January 20, 2014
Story by Greg Harris; photo by Paul Rotzinger
Canmore resident Lauren Moore finds it handy during a spin-cycle class when the device she uses to monitor her blood sugar level lets her know that it’s dropping.
It means she needs to ease up on the exercise intensity and/or stabilize her blood sugar levels with a glass of juice.
Moore, who is expecting her first child in March, has Type 1 diabetes. She is part of a research study in Calgary that’s testing whether continuous glucose monitors help women with Type 1 diabetes who are pregnant, or planning pregnancy, to better manage their condition.
“I think the support I get from being in the study has done wonders for my pregnancy,” Moore says. “I’m not as worried about fluctuations in blood sugars that might affect the baby.”
Calgary is the only Canadian site outside of Ontario taking part in the international trial, which is evaluating the effectiveness of using continuous glucose monitor (CGM) in pregnancy. A CGM system consists of a small sensor inserted in the skin of the abdomen that transmits blood sugar readings every five minutes to a monitor similar to a pager.
“By providing regular, nearly constant feedback, a continuous glucose monitor shows women which way their sugar levels are trending and whether they need to take corrective action,” says Dr. Lois Donovan, Medical Director of Diabetes in Pregnancy in the Calgary Zone of Alberta Health Services (AHS), and principal investigator of the Calgary arm of the study.
“To get the most accurate blood sugar level, women still need to manually draw and test a drop of blood, but a CGM may provide a useful cue for when to do that. For example, blood sugar levels can change rapidly during exercise or while eating,” says Dr. Donovan, also a clinical associate professor with the University of Calgary.
Women with diabetes who wish to conceive or are pregnant need to pay close attention to their blood glucose levels in order to keep their babies healthy and avoid complications in childbirth. High blood sugar levels can lead to higher birth weights and potentially difficult deliveries. Elevated blood sugars before conception and in early pregnancy increase the risk of birth defects for the baby.
Type 1 diabetes is an autoimmune disease in which the immune system destroys the cells in the pancreas that produce insulin, a hormone that helps the body regulate glucose in the blood. Individuals need to take insulin through a needle several times each day to stop sugars from building up. Over time, high sugar levels can cause complications, such as nerve damage.
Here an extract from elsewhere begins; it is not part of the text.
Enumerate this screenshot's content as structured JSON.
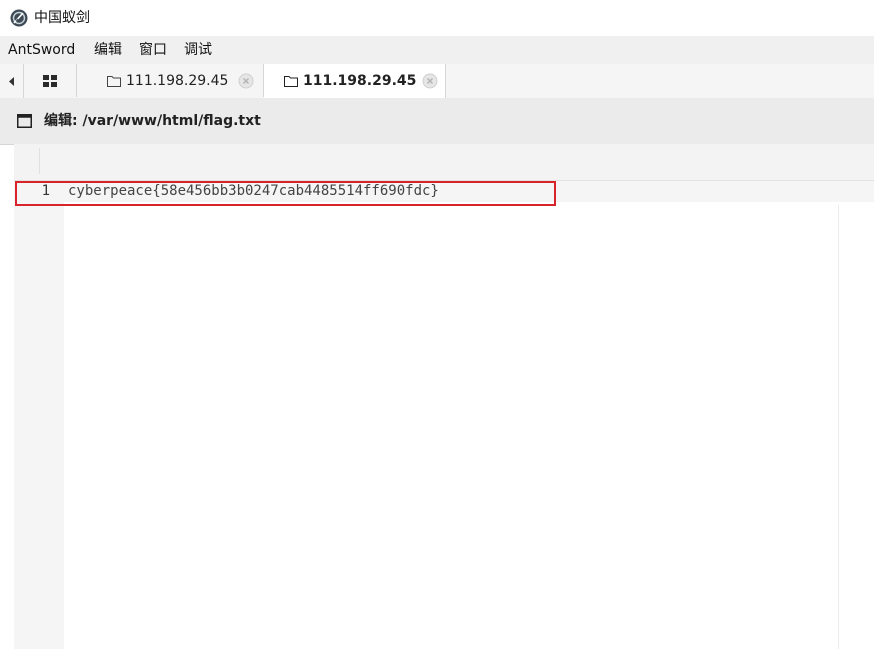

Researchers with AHS and the University of Calgary aim to enrol between 50 and 60 women. About half will receive a continuous glucose monitor and the other half will form a control group that receives the current standard of care.
Individuals in both groups will regularly meet with clinicians, who will help women optimally manage their diabetes before conception and during pregnancy. Those with the monitors will also be encouraged to adjust insulin dosage based on the rate of change of their blood glucose; they will also have data from their devices downloaded for review.
“It’s important to get the message out that we’re really interested in seeing women before they conceive,” Dr. Donovan says. “If we can help women optimize diabetes management prior to pregnancy, it makes for much better outcomes for both moms and babies.”
The study is supported by the Juvenile Diabetes Research Foundation and the JDRF Canadian Clinical Trial Network. It is being led out of Mount Sinai Hospital in Toronto. In addition to the Calgary site, the study has collaborating sites across Ontario and internationally in the U.S., U.K., Spain, Italy and Israel.